About WESNET

Peak body for Specialist Women's Domestic and Family Violence Services

Our Vision

A future where all women and children live free of domestic and family violence and its consequences

Our Members

With almost 350 eligible members across Australia, WESNET represents a range of organisations and individuals including women’s refuges, shelters, safe houses and information/ referral services.

Harnessing its large national network of members and associate members, WESNET plays an important role in identifying unmet needs, canvassing new and emerging issues, facilitating policy and sector debate and providing expert advice to government to provide improved responses to the problem of domestic and family violence. We do this within our communities, and in partnership with non-government stakeholders.

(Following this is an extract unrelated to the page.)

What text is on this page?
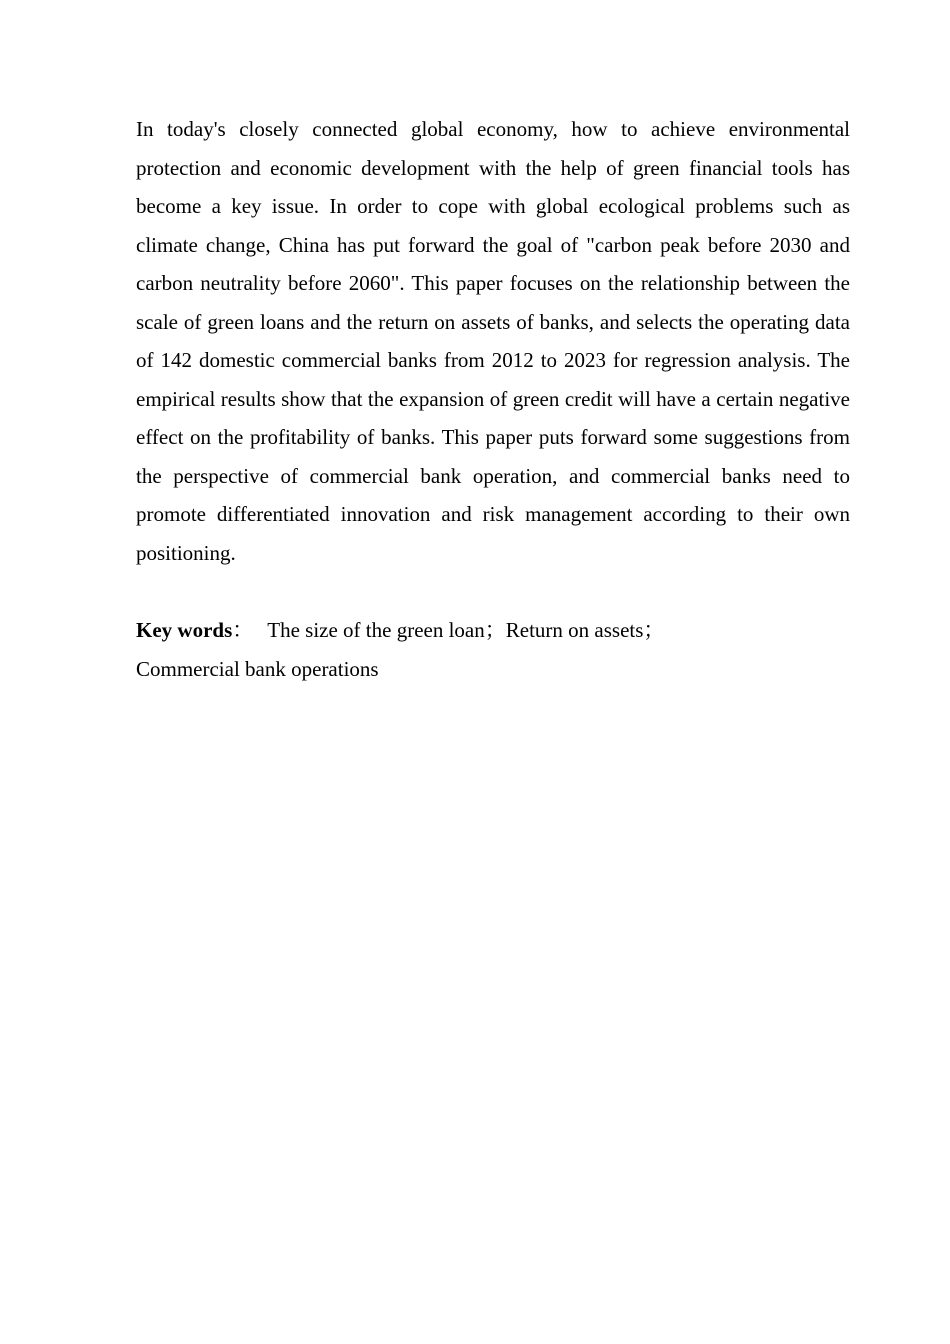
In today's closely connected global economy, how to achieve environmental protection and economic development with the help of green financial tools has become a key issue. In order to cope with global ecological problems such as climate change, China has put forward the goal of "carbon peak before 2030 and carbon neutrality before 2060". This paper focuses on the relationship between the scale of green loans and the return on assets of banks, and selects the operating data of 142 domestic commercial banks from 2012 to 2023 for regression analysis. The empirical results show that the expansion of green credit will have a certain negative effect on the profitability of banks. This paper puts forward some suggestions from the perspective of commercial bank operation, and commercial banks need to promote differentiated innovation and risk management according to their own positioning.

Key words： The size of the green loan；Return on assets；
Commercial bank operations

Domestic and Family Violence

WESNET works within a feminist framework which promotes understanding domestic and family violence as gendered violence, and that women's and children's experiences are also intrinsically shaped by their ethnicity, culture, ability, age, gender identity and class.

What is Violence Against Women

The 1993 United Nations (UN) Declaration on the Elimination of Violence against Women described 'Violence Against Women' to mean ‘any act of gender-based violence that results in, or is likely to result in, physical, sexual or psychological harm or suffering to women, including threats of such acts, coercion or arbitrary deprivation of liberty, whether occurring in public or in private life’ 

Women's Specialist Services

The models of domestic and family violence services in Australia are diverse. They range from single communal shelters to multi-building cluster models of self-contained units with counselling rooms, children's resource buildings, playgrounds, and group training rooms; to shop fronts in busy shopping area; to lone outreach workers working out of other organisations.  They may be a crisis phone service that also provides crisis accommodation, a community development worker, a counsellor, a networker, a children's worker, or a worker in a community service with little support. They may specialise in a certain disadvantaged groups of women and children in their community.

Our History 

WESNET was first conceived in December 1992 during the national evaluation of the Supported Accommodation Assistance Program (SAAP), which identified a lack of national representation of the needs of women and children utilising SAAP services.

Incorporated in 1994 after extensive sector consultation, WESNET was originally established to represent women’s services funded through the Supported Accommodation Assistance Program (SAAP), including women’s refuges, safe houses, women’s housing programs, domestic violence outreach, information and referral services.

WESNET’s initial purpose was to improve and promote high quality service provision to women and women with children who are escaping domestic violence or who are homeless for some other reason. WESNET has achieved a number of key outcomes since incorporation, including in our early years:

Our establishment as a well respected peak body and key contributor to national domestic and family violence policy and debate.
Facilitating national debate and networking of women’s services through our newsletter Accommodating Women, convening sector forums and the hosting of two national conferences.
Positive contributions to national policy including: introduction of Centrelink Crisis Payment for women and children escaping domestic and family violence; increased resources for Indigenous family violence responses; reforms to domestic violence provisions under immigration law; significant input into the development of SAAP and PADV.
Conducting important research projects on key issues such as: examining domestic and family violence in rural and remote communities; developing national model domestic violence laws; examining the link between homeless and violence against women.